Secondo i dati riferiti da Foad Aodi, fondatore e presidente dell’Associazione medici di origine straniera (Amsi), sono circa 11 mila ogni anno i bambini residenti in Italia che vengono circoncisi: 5 mila di questi interventi sono eseguiti in Italia, altre 5/6 mila nei Paesi di origine durante le festività o permessi lavorativi (con un aumento del 20% a causa delle difficoltà di effettuare la pratica in Italia).

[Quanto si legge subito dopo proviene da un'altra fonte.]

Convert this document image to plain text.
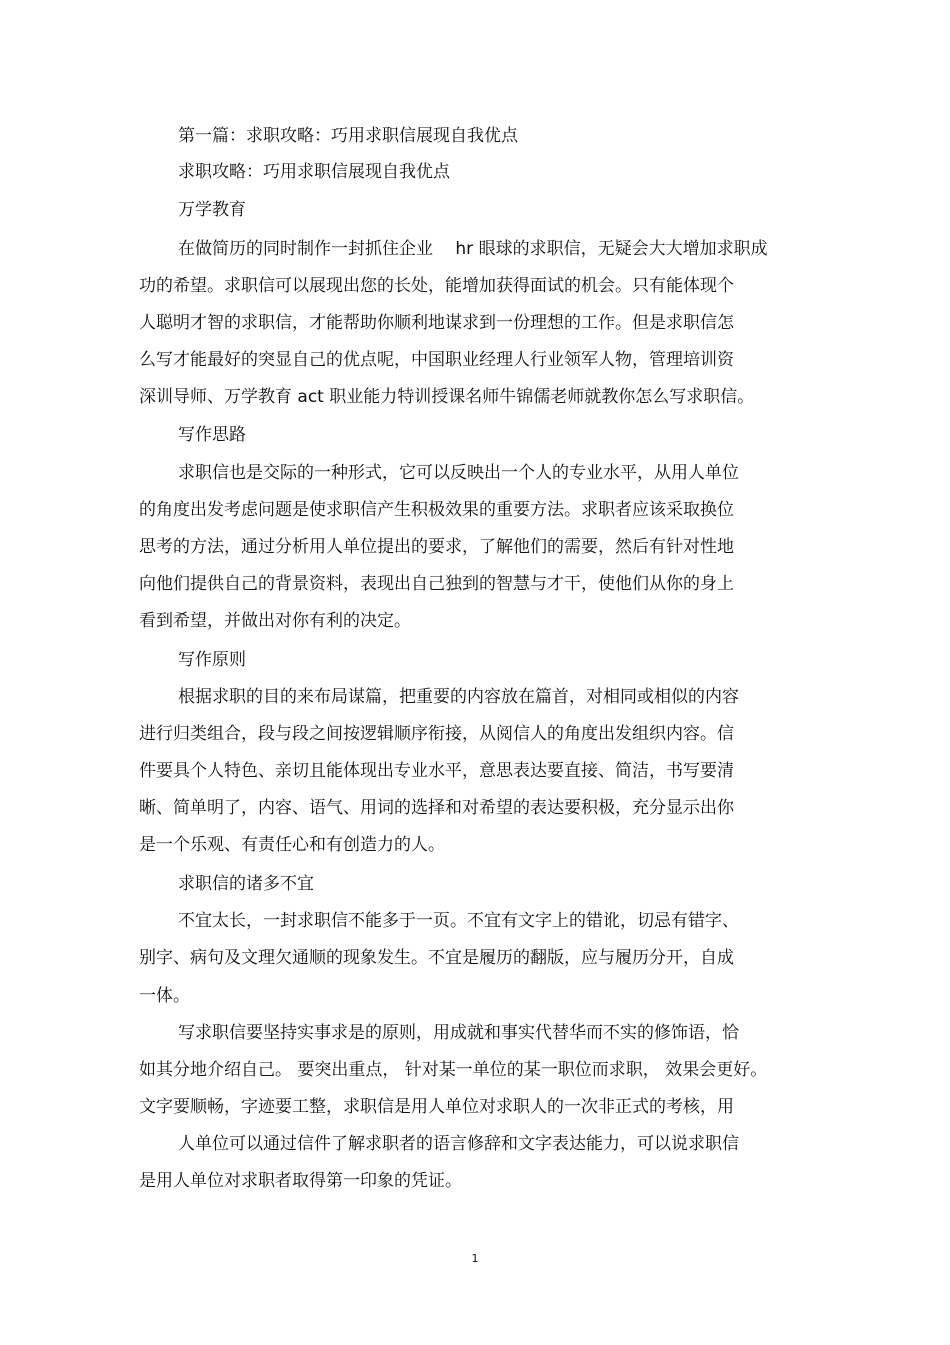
第一篇：求职攻略：巧用求职信展现自我优点
求职攻略：巧用求职信展现自我优点
万学教育
在做简历的同时制作一封抓住企业　 hr 眼球的求职信，无疑会大大增加求职成
功的希望。求职信可以展现出您的长处，能增加获得面试的机会。只有能体现个
人聪明才智的求职信，才能帮助你顺利地谋求到一份理想的工作。但是求职信怎
么写才能最好的突显自己的优点呢，中国职业经理人行业领军人物，管理培训资
深训导师、万学教育 act 职业能力特训授课名师牛锦儒老师就教你怎么写求职信。
写作思路
求职信也是交际的一种形式，它可以反映出一个人的专业水平，从用人单位
的角度出发考虑问题是使求职信产生积极效果的重要方法。求职者应该采取换位
思考的方法，通过分析用人单位提出的要求，了解他们的需要，然后有针对性地
向他们提供自己的背景资料，表现出自己独到的智慧与才干，使他们从你的身上
看到希望，并做出对你有利的决定。
写作原则
根据求职的目的来布局谋篇，把重要的内容放在篇首，对相同或相似的内容
进行归类组合，段与段之间按逻辑顺序衔接，从阅信人的角度出发组织内容。信
件要具个人特色、亲切且能体现出专业水平，意思表达要直接、简洁，书写要清
晰、简单明了，内容、语气、用词的选择和对希望的表达要积极，充分显示出你
是一个乐观、有责任心和有创造力的人。
求职信的诸多不宜
不宜太长，一封求职信不能多于一页。不宜有文字上的错讹，切忌有错字、
别字、病句及文理欠通顺的现象发生。不宜是履历的翻版，应与履历分开，自成
一体。
写求职信要坚持实事求是的原则，用成就和事实代替华而不实的修饰语，恰
如其分地介绍自己。 要突出重点， 针对某一单位的某一职位而求职， 效果会更好。
文字要顺畅，字迹要工整，求职信是用人单位对求职人的一次非正式的考核，用
人单位可以通过信件了解求职者的语言修辞和文字表达能力，可以说求职信
是用人单位对求职者取得第一印象的凭证。
1
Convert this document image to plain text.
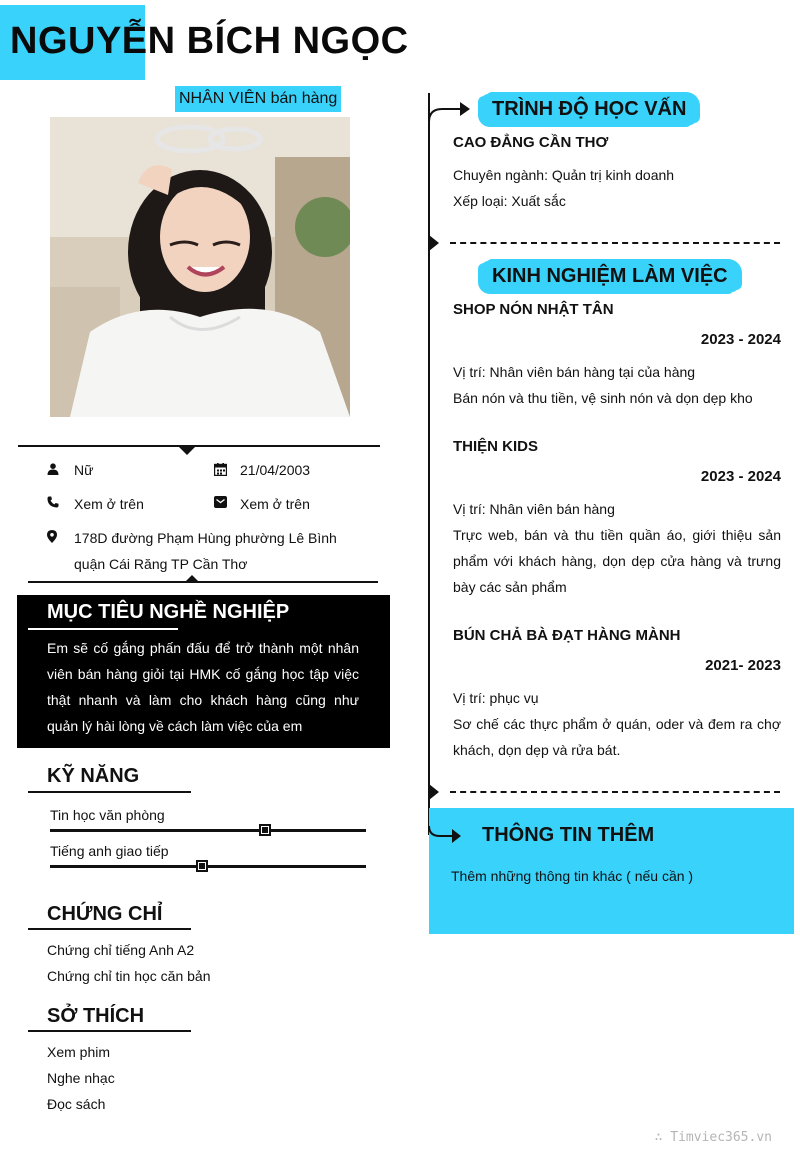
NGUYỄN BÍCH NGỌC
NHÂN VIÊN bán hàng
Nữ	21/04/2003
Xem ở trên	Xem ở trên
178D đường Phạm Hùng phường Lê Bình
quận Cái Răng TP Cần Thơ
MỤC TIÊU NGHỀ NGHIỆP
Em sẽ cố gắng phấn đấu để trở thành một nhân viên bán hàng giỏi tại HMK cố gắng học tập việc thật nhanh và làm cho khách hàng cũng như quản lý hài lòng về cách làm việc của em
KỸ NĂNG
Tin học văn phòng
Tiếng anh giao tiếp
CHỨNG CHỈ
Chứng chỉ tiếng Anh A2
Chứng chỉ tin học căn bản
SỞ THÍCH
Xem phim
Nghe nhạc
Đọc sách
TRÌNH ĐỘ HỌC VẤN
CAO ĐẲNG CẦN THƠ
Chuyên ngành: Quản trị kinh doanh
Xếp loại: Xuất sắc
KINH NGHIỆM LÀM VIỆC
SHOP NÓN NHẬT TÂN
2023 - 2024
Vị trí: Nhân viên bán hàng tại của hàng
Bán nón và thu tiền, vệ sinh nón và dọn dẹp kho
THIỆN KIDS
2023 - 2024
Vị trí: Nhân viên bán hàng
Trực web, bán và thu tiền quần áo, giới thiệu sản phẩm với khách hàng, dọn dẹp cửa hàng và trưng bày các sản phẩm
BÚN CHẢ BÀ ĐẠT HÀNG MÀNH
2021- 2023
Vị trí: phục vụ
Sơ chế các thực phẩm ở quán, oder và đem ra chợ khách, dọn dẹp và rửa bát.
THÔNG TIN THÊM
Thêm những thông tin khác ( nếu cần )
∴ Timviec365.vn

Tra i 1.400 e i 1.750 bambini circoncisi in Italia subiscono l’intervento al di fuori di strutture sanitarie e quindi in condizioni precarie e inadeguate per quanto riguarda igiene e sicurezza.
“La pratica della circoncisione rituale maschile non rientra nei Livelli essenziali di assistenza e sul territorio nazionale c’è una grande eterogeneità di accesso alla procedura”, spiega Simona La Placa, responsabile gruppo di lavoro nazionale per il bambino migrante della Società italiana di pediatria. “Ci sono realtà in cui è possibile eseguirla in ospedale, in day hospital o day surgery e altre in cui non è possibile”. Oggi i genitori che per motivi religiosi o culturali vogliono far circoncidere il proprio figlio trovano risposte diverse nell’ambito del Servizio sanitario regionale: si va dal riconoscimento nell’ambito dei Lea da parte della Regione Toscana, “dove la procedura è a carico del Servizio sanitario regionale”, alla possibilità di eseguirla a carico del richiedente con la tariffa in vigore per la circoncisione terapeutica in Friuli Venezia Giulia fino alla completa assenza di risposta da parte di altre regioni. “Dove non ci sono risposte o dove l’unica possibilità è rivolgersi ai privati, con costi elevati, le famiglie intervengono in maniera casalinga con il rischio di complicanze a causa di procedure eseguite da personale non medico in condizioni non di sicurezza per il bambino. Gli esiti – evidenzia La Placa –possono esporlo a infezioni o emorragie o metterlo in pericolo di vita”. Inoltre, alcune strutture pubbliche consentono la pratica in ospedale solamente al compimento dei 4 anni di età, una soglia troppo alta che contribuisce ad accrescere il fenomeno della clandestinità.
Nei giorni scorsi il Centro islamico culturale d’Italia, noto come la Grande moschea di Roma, ha lanciato un appello ai musulmani in Italia affinché si avvalgano unicamente di strutture sanitarie pubbliche o private per svolgere la circoncisione rituale, evitando – ha detto il segretario generale, Abdellah Redouane – circoncisioni “fatte in casa o in ambienti tutt’altro che sterili, da persone non qualificate e che mettono a rischio di morte o di malformazioni gravi i bambini, spesso piccolissimi”. E ha rilanciato la richiesta – che era stata abbracciata anche dalla Federazione Nazionale degli Ordini dei Medici Chirurghi e degli Odontoiatri – di inserire la circoncisione rituale nei Livelli essenziali di assistenza, di modo che sia fornita a chiunque ne faccia richiesta a costi accessibili e in ambiente protetto.
Oggi, dopo i fatti di Genova, Foad Aodi, presidente dell’Amsi e anche consulente del’Ordine dei medici di Roma, rilancia: “Chiediamo un intervento e incontro urgente al Ministro della Salute Giulia Grillo per fermare il massacro dei bambini innocenti da #CirconcisioniCandestine. La nostra campagna congiunta Amsi -Fnomceo e Ordine dei medici di Roma ha ottenuto adesione da tutti i sindacati, albi professionali, associazioni di categorie, comunità arabe e musulmane, centri culturali e moschee e comunità di origine straniera. Adesso tocca alle istituzioni competenti incontrarci, dopo questa nuova tragedia a Genova è urgente dare risposte. Anche perché, dopo la morte del bambino a Reggio Emilia qualche giorno fa, sono arrivate più di 100 richieste all’Amsi e alla Comunità del Mondo Arabo in Italia (Co-mai), da famiglie di immigrati per interventi riparatori che hanno avuto complicanze e addirittura difficoltà di urinare e sterilità dopo circoncisioni.